Some Republican Senators, speaking off the record, said their party's strategy may be reprehensible, but they have no choice but to go along.
"It breaks my heart to stand mute as our party operatives honor Senator Kennedy by sabotaging health care reform," one Republican senator said, "but you should see the campaign donations I received from drug and insurances companies in the last cycle. Jesus, it was unbelievable."
Other Republican strategists explained that Kennedy's passing only increased the need for outrageous distractions, and that as far as outrageous distraction were concerned, this one would take the cake.
"We cannot afford to have the passing of America's foremost proponent of public health care create a somber moment in which the national conversation turns to the merits of reform," one strategist said. "That's a game-changer for us. It's the Hail Mary pass that beats us in the last second."
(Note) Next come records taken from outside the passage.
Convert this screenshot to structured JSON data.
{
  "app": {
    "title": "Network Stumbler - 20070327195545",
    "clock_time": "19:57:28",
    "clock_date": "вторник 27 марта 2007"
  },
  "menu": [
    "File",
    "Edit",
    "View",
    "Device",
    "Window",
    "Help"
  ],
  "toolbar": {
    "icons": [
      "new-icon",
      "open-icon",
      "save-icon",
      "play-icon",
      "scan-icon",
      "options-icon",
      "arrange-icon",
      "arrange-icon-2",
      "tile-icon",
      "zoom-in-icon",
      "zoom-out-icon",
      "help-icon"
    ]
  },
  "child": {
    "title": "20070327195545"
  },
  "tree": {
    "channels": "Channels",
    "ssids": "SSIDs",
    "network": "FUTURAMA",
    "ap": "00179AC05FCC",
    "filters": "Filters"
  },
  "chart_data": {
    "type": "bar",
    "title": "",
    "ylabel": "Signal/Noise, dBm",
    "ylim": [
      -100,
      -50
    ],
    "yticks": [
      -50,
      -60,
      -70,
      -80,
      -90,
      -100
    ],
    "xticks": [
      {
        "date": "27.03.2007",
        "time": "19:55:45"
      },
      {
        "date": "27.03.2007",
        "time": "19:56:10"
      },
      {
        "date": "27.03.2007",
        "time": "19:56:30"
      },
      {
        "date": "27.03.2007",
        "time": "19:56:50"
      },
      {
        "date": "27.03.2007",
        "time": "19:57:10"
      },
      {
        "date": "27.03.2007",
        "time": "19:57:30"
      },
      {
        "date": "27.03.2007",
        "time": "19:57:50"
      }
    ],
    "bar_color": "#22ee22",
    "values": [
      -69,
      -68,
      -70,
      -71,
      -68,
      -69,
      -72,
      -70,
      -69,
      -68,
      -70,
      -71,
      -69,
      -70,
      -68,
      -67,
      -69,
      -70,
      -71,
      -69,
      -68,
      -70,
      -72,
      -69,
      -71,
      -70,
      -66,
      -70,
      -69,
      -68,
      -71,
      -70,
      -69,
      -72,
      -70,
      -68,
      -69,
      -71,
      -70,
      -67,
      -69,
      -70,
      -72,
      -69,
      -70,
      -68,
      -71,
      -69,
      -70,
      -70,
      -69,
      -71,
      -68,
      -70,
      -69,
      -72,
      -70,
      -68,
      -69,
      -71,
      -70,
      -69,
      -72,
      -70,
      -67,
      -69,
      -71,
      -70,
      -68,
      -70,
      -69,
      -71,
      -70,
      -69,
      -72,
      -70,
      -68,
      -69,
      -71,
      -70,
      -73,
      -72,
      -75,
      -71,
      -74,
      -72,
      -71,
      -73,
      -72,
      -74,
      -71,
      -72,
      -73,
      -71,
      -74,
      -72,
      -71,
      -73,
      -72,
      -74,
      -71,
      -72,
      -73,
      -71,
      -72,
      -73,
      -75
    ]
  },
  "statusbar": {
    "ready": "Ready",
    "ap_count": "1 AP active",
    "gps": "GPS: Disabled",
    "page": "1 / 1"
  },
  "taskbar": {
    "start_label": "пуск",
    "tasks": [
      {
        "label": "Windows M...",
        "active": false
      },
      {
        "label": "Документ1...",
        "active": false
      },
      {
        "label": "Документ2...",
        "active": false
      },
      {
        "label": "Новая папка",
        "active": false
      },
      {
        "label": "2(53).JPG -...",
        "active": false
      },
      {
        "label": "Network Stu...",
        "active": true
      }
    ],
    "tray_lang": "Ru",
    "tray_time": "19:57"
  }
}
"That's why we're going to, again, manipu -- er, direct the conversation in the way we have to this point," he said. "In these situations, you go big. You go bold."
Republicans denied that their plan to honor the Massachusetts Senator by killing his greatest legislative dream was insensitive, irrational, hypocritical, or insane.
"This is no more crazy than claiming that the Senate health care bill would institute death panels," one strategist said, "or recruiting mobs of LaRouche wingnuts to tout Obama's Nazi affiliations, or denigrating a program that will lift millions out of misery by calling it 'socialist.' And you don't hear anyone in the media calling those stunts crazy."
"Except," the strategist added, "that guy who has that comedy show. But he was the only one."